= William Brown (clergyman) =

Scottish clergyman (1766–1835)

William Brown (1766–1835) was a Scottish clergyman.

==Life==
Brown was licensed by the presbytery of Stirling in 1791, was minister to the parish of Eskdalemuir Scotland, presented by Henry Scott, 3rd Duke of Buccleuch, and served from 1792 to 1835.

==Works==
He was the author of Antiquities of the Jews Carefully Compiled from Authentic Sources, and Their Customs Illustrated from Modern Travels, in two volumes, with a map showing the ground-plan of the Temple (London, 1820; 2nd edition, Edinburgh, 1826). The work was compiled mostly from Latin, French, and English sources, such as Arias Montano's Aaron, Calmet's dictionary, Goodwin's Moses and Aaron, Owen's Exercitation on the Hebrews, Johannes Buxtorf's De Synagoga Judaica, and Jacob Christian Basnage's history.
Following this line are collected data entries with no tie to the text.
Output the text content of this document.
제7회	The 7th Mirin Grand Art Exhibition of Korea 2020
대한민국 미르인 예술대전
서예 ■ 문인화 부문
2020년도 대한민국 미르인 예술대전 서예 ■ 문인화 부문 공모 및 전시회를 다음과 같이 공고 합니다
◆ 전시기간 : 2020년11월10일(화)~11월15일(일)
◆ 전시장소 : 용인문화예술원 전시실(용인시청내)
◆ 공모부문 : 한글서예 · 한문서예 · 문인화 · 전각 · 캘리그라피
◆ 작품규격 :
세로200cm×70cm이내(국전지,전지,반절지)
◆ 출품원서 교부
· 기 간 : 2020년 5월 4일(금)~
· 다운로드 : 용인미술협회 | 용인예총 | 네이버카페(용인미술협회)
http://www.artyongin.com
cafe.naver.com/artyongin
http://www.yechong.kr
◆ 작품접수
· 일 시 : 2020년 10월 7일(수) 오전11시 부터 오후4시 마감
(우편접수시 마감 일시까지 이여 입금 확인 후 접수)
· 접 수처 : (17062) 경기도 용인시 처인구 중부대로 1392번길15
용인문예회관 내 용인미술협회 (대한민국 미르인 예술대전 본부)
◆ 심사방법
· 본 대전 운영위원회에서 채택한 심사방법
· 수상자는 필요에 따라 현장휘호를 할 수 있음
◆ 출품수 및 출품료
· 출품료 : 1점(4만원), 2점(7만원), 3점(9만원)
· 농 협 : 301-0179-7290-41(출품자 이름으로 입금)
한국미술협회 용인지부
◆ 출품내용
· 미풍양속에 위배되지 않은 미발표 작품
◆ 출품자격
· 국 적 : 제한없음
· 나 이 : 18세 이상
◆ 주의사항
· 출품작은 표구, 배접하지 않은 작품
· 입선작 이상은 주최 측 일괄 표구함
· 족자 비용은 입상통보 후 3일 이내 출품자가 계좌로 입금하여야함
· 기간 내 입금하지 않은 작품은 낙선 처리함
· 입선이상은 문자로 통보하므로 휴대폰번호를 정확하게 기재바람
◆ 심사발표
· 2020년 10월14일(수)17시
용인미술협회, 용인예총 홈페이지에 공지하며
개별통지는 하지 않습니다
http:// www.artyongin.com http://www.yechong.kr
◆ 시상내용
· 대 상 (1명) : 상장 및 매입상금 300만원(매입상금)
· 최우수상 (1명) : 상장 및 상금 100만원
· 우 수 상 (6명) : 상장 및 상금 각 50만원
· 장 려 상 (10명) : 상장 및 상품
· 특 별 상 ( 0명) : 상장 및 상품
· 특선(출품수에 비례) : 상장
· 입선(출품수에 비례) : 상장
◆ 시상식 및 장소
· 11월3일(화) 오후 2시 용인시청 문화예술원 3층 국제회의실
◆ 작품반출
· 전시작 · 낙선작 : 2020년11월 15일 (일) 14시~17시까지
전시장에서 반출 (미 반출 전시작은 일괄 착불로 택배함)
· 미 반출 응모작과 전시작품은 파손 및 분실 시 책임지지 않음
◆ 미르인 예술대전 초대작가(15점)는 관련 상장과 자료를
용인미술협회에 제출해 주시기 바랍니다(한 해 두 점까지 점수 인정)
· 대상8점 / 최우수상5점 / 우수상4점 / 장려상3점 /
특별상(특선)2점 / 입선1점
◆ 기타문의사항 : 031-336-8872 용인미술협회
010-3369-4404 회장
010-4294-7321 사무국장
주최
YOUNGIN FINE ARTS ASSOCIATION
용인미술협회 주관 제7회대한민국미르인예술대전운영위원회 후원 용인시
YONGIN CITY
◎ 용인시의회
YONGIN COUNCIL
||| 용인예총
He borrowed much from Lightfoot's Prospect of the Temple and Temple Services, but states in the preface of his work that he takes "a wider range than Dr. Lightfoot, who professes to despise rabbinical learning."

For the improvements in the second edition Brown used the Latin translation by Surenhusius (Willem Surenhuys) of the Mishnah and several additional treatises by Maimonides and Abravanel, also from Latin translations; for his familiarity with Hebrew seems to have been limited.

==Family==
In 1797, he married Margaret Moffat; they had three children.